Today - there are  several women I know, grieving the loss of a marriage because of a husband who is choosing to listen to the enemy instead of the Word of God.  They see their present circumstance and wonder HOW God is going to meet their needs, hold their hearts, and guide them.  And there is not only women -- there are several men that my husband and I have lifted before Jesus as they too seek to HOLD their marriage together as the enemy continues to 'seem' to get victory.  

And today,    there are just life decisions and circumstances for several others  where 'olive branches' need to be offered and they are not. 

 Unforgiveness that has such a hold onto and into families that needs to be brought to the light and needs reconciliation.  But.. in God's timing.  In the right season.  Waiting  meanwhile and watching is hard -- but we can't go ahead of God.  Sometimes in our waiting -- that is where WE are healed and SEE more.   May we always SEE others through YOU Lord and the blood that was shed on the Cross.  

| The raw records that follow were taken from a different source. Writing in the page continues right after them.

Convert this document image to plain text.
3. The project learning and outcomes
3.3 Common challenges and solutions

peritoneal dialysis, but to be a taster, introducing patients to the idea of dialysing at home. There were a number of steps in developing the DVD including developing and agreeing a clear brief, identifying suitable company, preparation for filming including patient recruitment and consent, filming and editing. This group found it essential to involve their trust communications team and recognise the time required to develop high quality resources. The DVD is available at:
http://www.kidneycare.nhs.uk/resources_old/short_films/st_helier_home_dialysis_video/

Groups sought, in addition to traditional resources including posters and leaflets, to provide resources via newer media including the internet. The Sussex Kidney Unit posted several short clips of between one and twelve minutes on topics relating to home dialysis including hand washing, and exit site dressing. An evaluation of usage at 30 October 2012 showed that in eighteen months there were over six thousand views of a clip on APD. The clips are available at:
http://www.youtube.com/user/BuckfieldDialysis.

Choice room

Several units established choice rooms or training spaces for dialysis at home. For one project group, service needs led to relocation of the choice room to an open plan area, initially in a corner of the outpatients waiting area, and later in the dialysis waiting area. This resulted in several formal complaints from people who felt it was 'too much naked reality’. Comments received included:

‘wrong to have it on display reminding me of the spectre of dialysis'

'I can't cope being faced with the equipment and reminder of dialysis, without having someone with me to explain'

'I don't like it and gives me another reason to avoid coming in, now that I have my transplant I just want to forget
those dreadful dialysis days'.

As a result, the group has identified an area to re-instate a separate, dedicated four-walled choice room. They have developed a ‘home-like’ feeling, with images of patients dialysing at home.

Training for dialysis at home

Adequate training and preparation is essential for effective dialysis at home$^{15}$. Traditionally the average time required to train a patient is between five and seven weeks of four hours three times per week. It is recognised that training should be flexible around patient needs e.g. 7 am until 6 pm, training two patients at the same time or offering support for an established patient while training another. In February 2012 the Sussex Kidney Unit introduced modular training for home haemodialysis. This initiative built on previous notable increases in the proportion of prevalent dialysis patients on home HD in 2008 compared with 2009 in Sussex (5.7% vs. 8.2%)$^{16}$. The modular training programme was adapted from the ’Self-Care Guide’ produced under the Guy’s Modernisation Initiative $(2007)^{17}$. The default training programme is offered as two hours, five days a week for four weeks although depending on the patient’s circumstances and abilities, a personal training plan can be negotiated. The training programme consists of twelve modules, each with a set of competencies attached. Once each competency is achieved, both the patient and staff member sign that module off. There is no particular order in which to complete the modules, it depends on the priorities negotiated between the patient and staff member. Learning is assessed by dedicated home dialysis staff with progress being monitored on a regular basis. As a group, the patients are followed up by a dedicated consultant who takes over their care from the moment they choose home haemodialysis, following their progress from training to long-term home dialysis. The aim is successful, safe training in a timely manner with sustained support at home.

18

So for this - I end in prayer -- 

Lord, to the whomever  that reads this - may they know and understand that YOU SEE them.  May those around them, SEE as well and may the followers of Christ around them, ACT and be Your immediate hands and feet of hope.  


Lord, for me -- this blog today is a prayer for ME. YOU know what the enemy bombarded me with this am - early and YOU know what I took to the Cross.  May this transparency help others - and may this cause another to pray -- for that HARD stuff.    

May this blog - reach THOSE  YOU want today and may their receive it and act.  And Lord, I pray that this would be shared - that YOU would get the glory and the understanding would come from the Holy Spirit.  


Lord, for the Heiligenthal family and the people surrounding them at Bethel and in the world -- may their faith GROW stronger.  For those that WANT answers - please provide the WHY in this death for them, and for the rest of us, let us be satisfied that we don't have to have all of the answers.  

Lord, for the ones around me and reading this that NEED to extend that olive branch  - may they have courage and may they proceed even when it is not reciprocated.  

And Lord, that we would have faith over our feelings.  That indeed as Beth reminded me this week --  YOU don't DO stuff to us or for us because we need an adjustment in our UNBELIEF.  That YOU are not mean and don't play Monopoly with our lives.   Lord, may we be aware that we are still here and breathing for YOUR purpose and YOUR sovereign plan is for good and not evil.